BACKGROUND: Marbofloxacin (MBX), a fluoroquinolone (FQ), is considered as a critical antibiotic requiring antimicrobial susceptibility testing (AST) for prudent use. No clinical breakpoint (CBP) currently exists to interpret the results of such tests in horses. OBJECTIVES: To compute PK/PD cut-offs (PK/PDCO ) that is one of the three minimum inhibitory concentrations (MICs) considered establishing a CBP for antimicrobial susceptibility test interpretation. STUDY DESIGN: A meta-analysis conducted by combining five sets of previously published pharmacokinetic data, obtained in clinical and nonclinical settings. METHODS: Horses (n = 131) received MBX intravenously at doses of either 2 or 10 mg/kg BW. They were richly sampled (five or six samples per horse). A population model was built to generate a virtual population of 5000 MBX disposition curves by Monte Carlo simulations (MCS) over 24 hours. The selected PK/PD index was the ratio of Area Under the free plasma concentration-time Curve divided by the MIC (fAUC/MIC). The PK/PDCO , which is the highest MIC for which 90% of horses can achieve an a priori selected critical value for the numerical value of the PK/PD index, was established for Gram-positive and Gram-negative bacteria for a dose of 2 mg/kg. RESULTS: The PK/PDCO of MBX in horses was 0.125 mg/L for Gram-positive pathogens and 0.0625 mg/L for Gram-negative pathogens. MBX MICs determined by broth microdilution for 54 Escherichia coli and 189 Streptococcus equi isolates are reported. MAIN LIMITATION: No clinical data are taken into account in the determination of a PK/PDco . CONCLUSION: The computed PK/PDco predicts that MBX may be efficacious in horses to treat infections associated with Enterobacteriaceae but unlikely to those involving Staphylococcus aureus or Streptococcus equi.

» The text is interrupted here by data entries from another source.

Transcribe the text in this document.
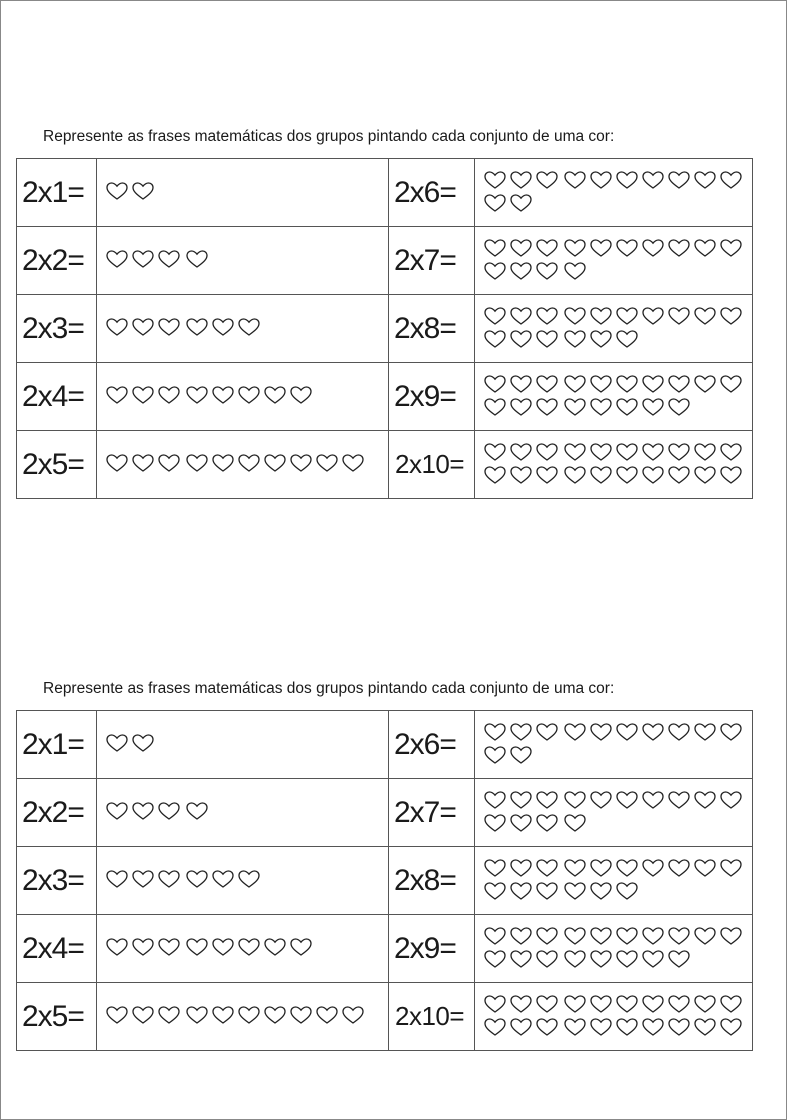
Represente as frases matemáticas dos grupos pintando cada conjunto de uma cor:
2x1=		2x6=	

2x2=		2x7=	

2x3=		2x8=	

2x4=		2x9=	

2x5=		2x10=	
Represente as frases matemáticas dos grupos pintando cada conjunto de uma cor:
2x1=		2x6=	

2x2=		2x7=	

2x3=		2x8=	

2x4=		2x9=	

2x5=		2x10=	
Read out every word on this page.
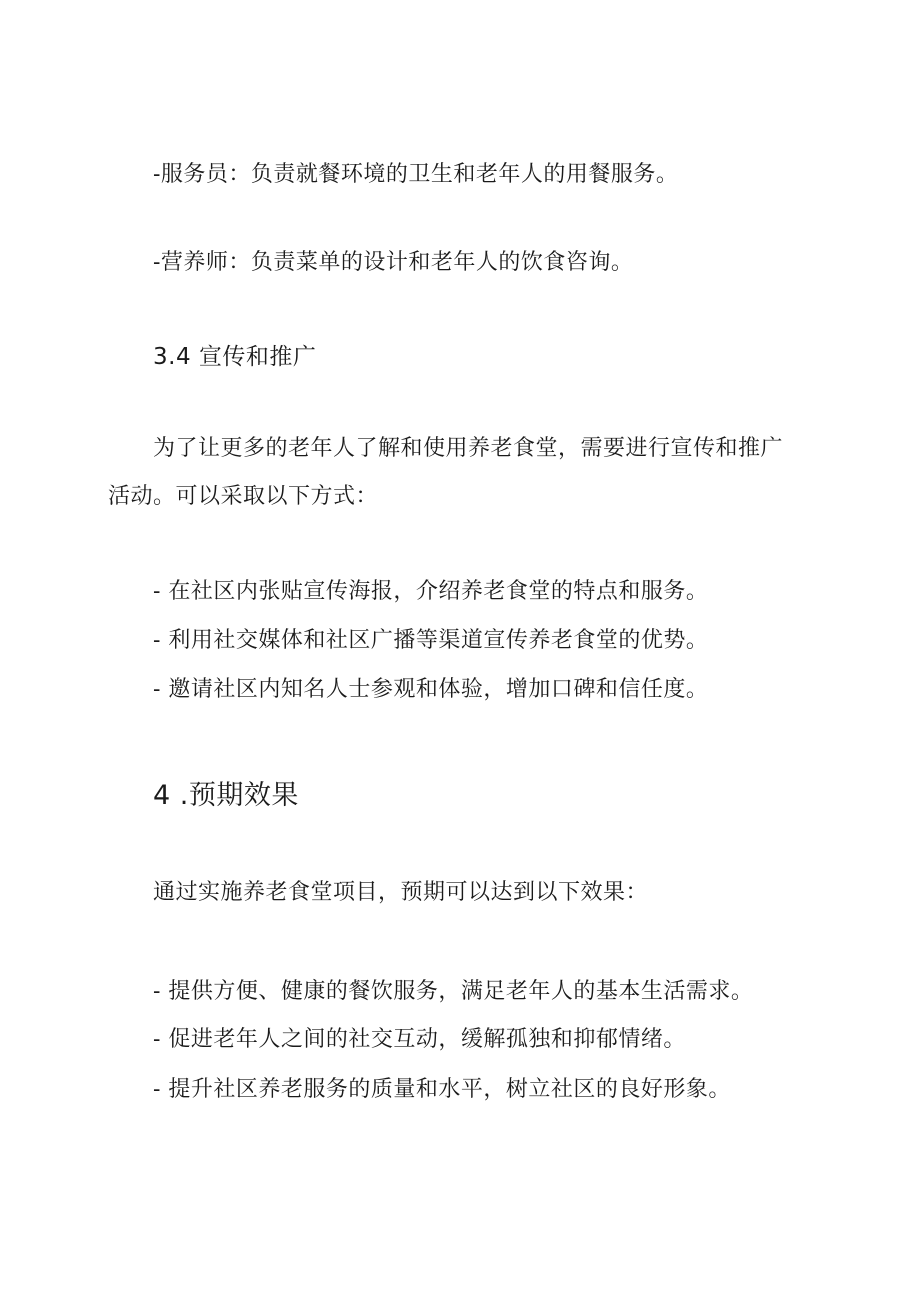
-服务员：负责就餐环境的卫生和老年人的用餐服务。

-营养师：负责菜单的设计和老年人的饮食咨询。

3.4 宣传和推广

为了让更多的老年人了解和使用养老食堂，需要进行宣传和推广

活动。可以采取以下方式：

- 在社区内张贴宣传海报，介绍养老食堂的特点和服务。

- 利用社交媒体和社区广播等渠道宣传养老食堂的优势。

- 邀请社区内知名人士参观和体验，增加口碑和信任度。

4 .预期效果

通过实施养老食堂项目，预期可以达到以下效果：

- 提供方便、健康的餐饮服务，满足老年人的基本生活需求。

- 促进老年人之间的社交互动，缓解孤独和抑郁情绪。

- 提升社区养老服务的质量和水平，树立社区的良好形象。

In vitro Degradation of Antimicrobials during Use of Broth Microdilution Method Can Increase the Measured Minimal Inhibitory and Minimal Bactericidal Concentrations.

The antibacterial activity of some antimicrobials may be under-estimated during in vitro microbiological susceptibility tests, due to their instability under such conditions. The in vitro degradation of seven widely used antimicrobials (amoxicillin, cephalexin monohydrate, cefotaxime sodium salt, ciprofloxacin, erythromycin hydrate, clarithromycin, and doxycycline hyclate) and its effect on MIC and MBC determinations was studied using the broth microdilution method, considered as the gold standard for MIC determinations. In vitro concentrations of antimicrobials, over a 24 h incubation period in the medium tested without bacteria, decreased from 33% for ciprofloxacin to 69% for clarithromycin. For cephalexin, cefotaxime, clarithromycin, and doxycycline which were the most degraded drugs, MIC and MBC values for one strain of E. coli and one strain of S. aureus were compared using the standard method or after ad-hoc drug complementation aiming at maintaining constant drug concentration. Abiotic degradation during the standard method was associated with a significant increase of the MIC (2 antibiotics) and MBC (3 antibiotics). However, the observed discrepancy (less than one twofold dilution), even for the most degraded drug for which the concentration at 24 h was reduced by two thirds, suggests that this would only be clinically significant in special cases such as slow-growing bacteria.